[Win,odd Dhamnekar]

What would the % ionization be for a 0.21 molar solution of Piperidine(K=1.3× 10^-3)?

Since Piperidine is a weak base, [OH^-] is determined using its K_b of 1.30×10^-3.

Using the standard approaches yields a value of 0.0158

% ionization=[OH^-]/C_i=0.0158/0.21*100=7.55

Below are listed the values for the seven variables in such a solution.

pH=12.2
pOH=1.80
[H+]=6.31×10^-13
[OH-]=0.0158
% ionization=7.55
[C5H11N]=0.194
[C5H12N⁺]=0.0158



In my opinion, above answers looks correct. What is your opinion?

[Orcio_87]

Using the standard approaches yields a value of 0.0158

% ionization=[OH-]/Ci=0.0158/0.21*100=7.55

I calculated it twice and - if ionisation degree = √(K/C) - I still get that it will be 7,87 %.

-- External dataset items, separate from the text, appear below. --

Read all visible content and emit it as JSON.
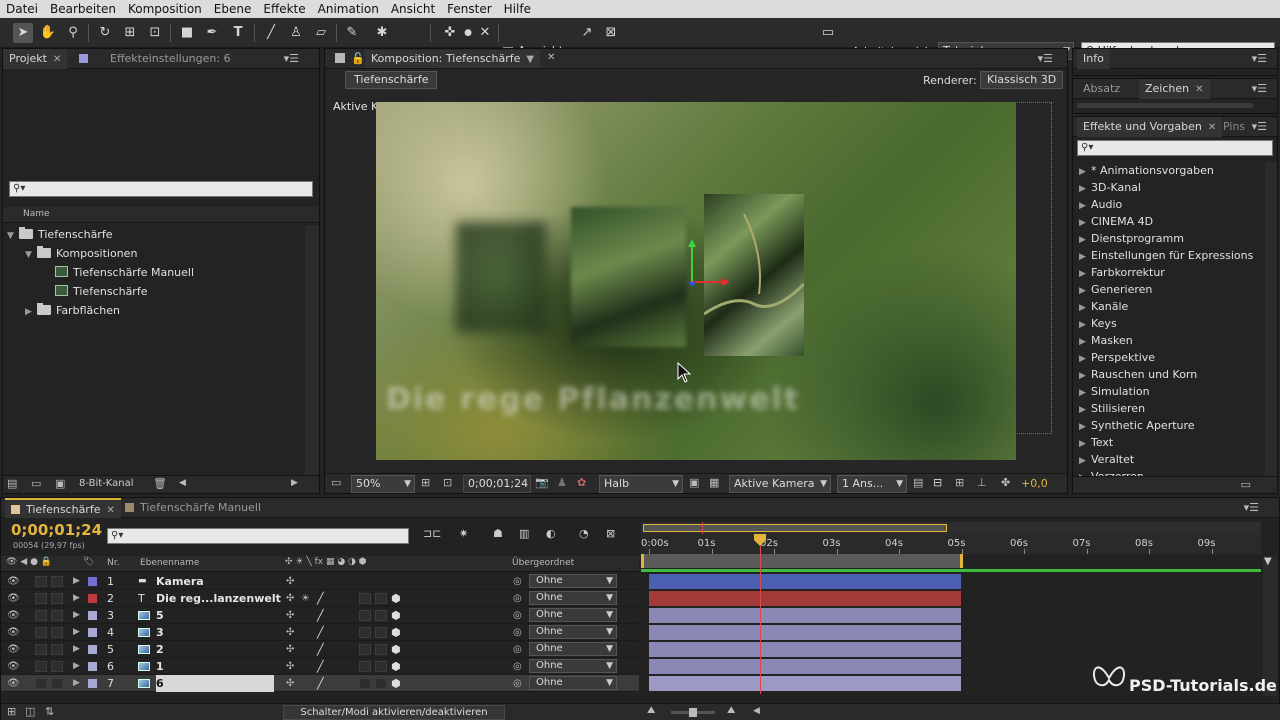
{
  "menu": [
    "Datei",
    "Bearbeiten",
    "Komposition",
    "Ebene",
    "Effekte",
    "Animation",
    "Ansicht",
    "Fenster",
    "Hilfe"
  ],
  "toolbar": {
    "align_label": "Ausrichten",
    "workspace_label": "Arbeitsbereich:",
    "workspace_value": "Tutorials",
    "help_search": "Hilfe durchsuchen"
  },
  "project_panel": {
    "tab_project": "Projekt",
    "tab_effects_settings": "Effekteinstellungen: 6",
    "col_name": "Name",
    "bit_depth": "8-Bit-Kanal",
    "tree": [
      {
        "label": "Tiefenschärfe",
        "type": "folder",
        "indent": 0,
        "expanded": true
      },
      {
        "label": "Kompositionen",
        "type": "folder",
        "indent": 1,
        "expanded": true
      },
      {
        "label": "Tiefenschärfe Manuell",
        "type": "comp",
        "indent": 2
      },
      {
        "label": "Tiefenschärfe",
        "type": "comp",
        "indent": 2
      },
      {
        "label": "Farbflächen",
        "type": "folder",
        "indent": 1,
        "expanded": false
      }
    ]
  },
  "composition_panel": {
    "tab": "Komposition: Tiefenschärfe",
    "subtab": "Tiefenschärfe",
    "renderer_label": "Renderer:",
    "renderer_value": "Klassisch 3D",
    "view_label": "Aktive Kamera",
    "footer": {
      "zoom": "50%",
      "timecode": "0;00;01;24",
      "resolution": "Halb",
      "camera": "Aktive Kamera",
      "views": "1 Ans...",
      "exposure": "+0,0"
    }
  },
  "right_panels": {
    "info_tab": "Info",
    "absatz_tab": "Absatz",
    "zeichen_tab": "Zeichen",
    "effects_tab": "Effekte und Vorgaben",
    "pinsel_tab": "Pins",
    "effects_list": [
      "* Animationsvorgaben",
      "3D-Kanal",
      "Audio",
      "CINEMA 4D",
      "Dienstprogramm",
      "Einstellungen für Expressions",
      "Farbkorrektur",
      "Generieren",
      "Kanäle",
      "Keys",
      "Masken",
      "Perspektive",
      "Rauschen und Korn",
      "Simulation",
      "Stilisieren",
      "Synthetic Aperture",
      "Text",
      "Veraltet",
      "Verzerren"
    ]
  },
  "timeline": {
    "tab_active": "Tiefenschärfe",
    "tab_other": "Tiefenschärfe Manuell",
    "timecode": "0;00;01;24",
    "frames": "00054 (29,97 fps)",
    "col_nr": "Nr.",
    "col_name": "Ebenenname",
    "col_parent": "Übergeordnet",
    "ruler": [
      "0:00s",
      "01s",
      "02s",
      "03s",
      "04s",
      "05s",
      "06s",
      "07s",
      "08s",
      "09s"
    ],
    "toggle_label": "Schalter/Modi aktivieren/deaktivieren",
    "layers": [
      {
        "nr": "1",
        "name": "Kamera",
        "type": "camera",
        "color": "#6f6fd6",
        "bar": "#4c5fb0",
        "parent": "Ohne"
      },
      {
        "nr": "2",
        "name": "Die reg...lanzenwelt",
        "type": "text",
        "color": "#c0393b",
        "bar": "#a23a3a",
        "parent": "Ohne"
      },
      {
        "nr": "3",
        "name": "5",
        "type": "image",
        "color": "#a9a9d6",
        "bar": "#8a88b4",
        "parent": "Ohne"
      },
      {
        "nr": "4",
        "name": "3",
        "type": "image",
        "color": "#a9a9d6",
        "bar": "#8a88b4",
        "parent": "Ohne"
      },
      {
        "nr": "5",
        "name": "2",
        "type": "image",
        "color": "#a9a9d6",
        "bar": "#8a88b4",
        "parent": "Ohne"
      },
      {
        "nr": "6",
        "name": "1",
        "type": "image",
        "color": "#a9a9d6",
        "bar": "#8a88b4",
        "parent": "Ohne"
      },
      {
        "nr": "7",
        "name": "6",
        "type": "image",
        "color": "#a9a9d6",
        "bar": "#9c9ac4",
        "parent": "Ohne",
        "selected": true
      }
    ]
  },
  "watermark": "PSD-Tutorials.de",
  "colors": {
    "accent_timecode": "#e3b53c",
    "playhead": "#d94a4a",
    "work_area": "#3dbb3d"
  }
}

But - since ionisation is bigger than 5 % I think it should be calculated without shortcuts (C - αC ≠ C). I calculated that ionisation degree should be around 3 %.

[mjc123]

I agree with OP's answer. Doing it the more accurate way is never going to make as big a difference as 7% to 3%. The difference is only a factor of 1-α, or ca. 0.93.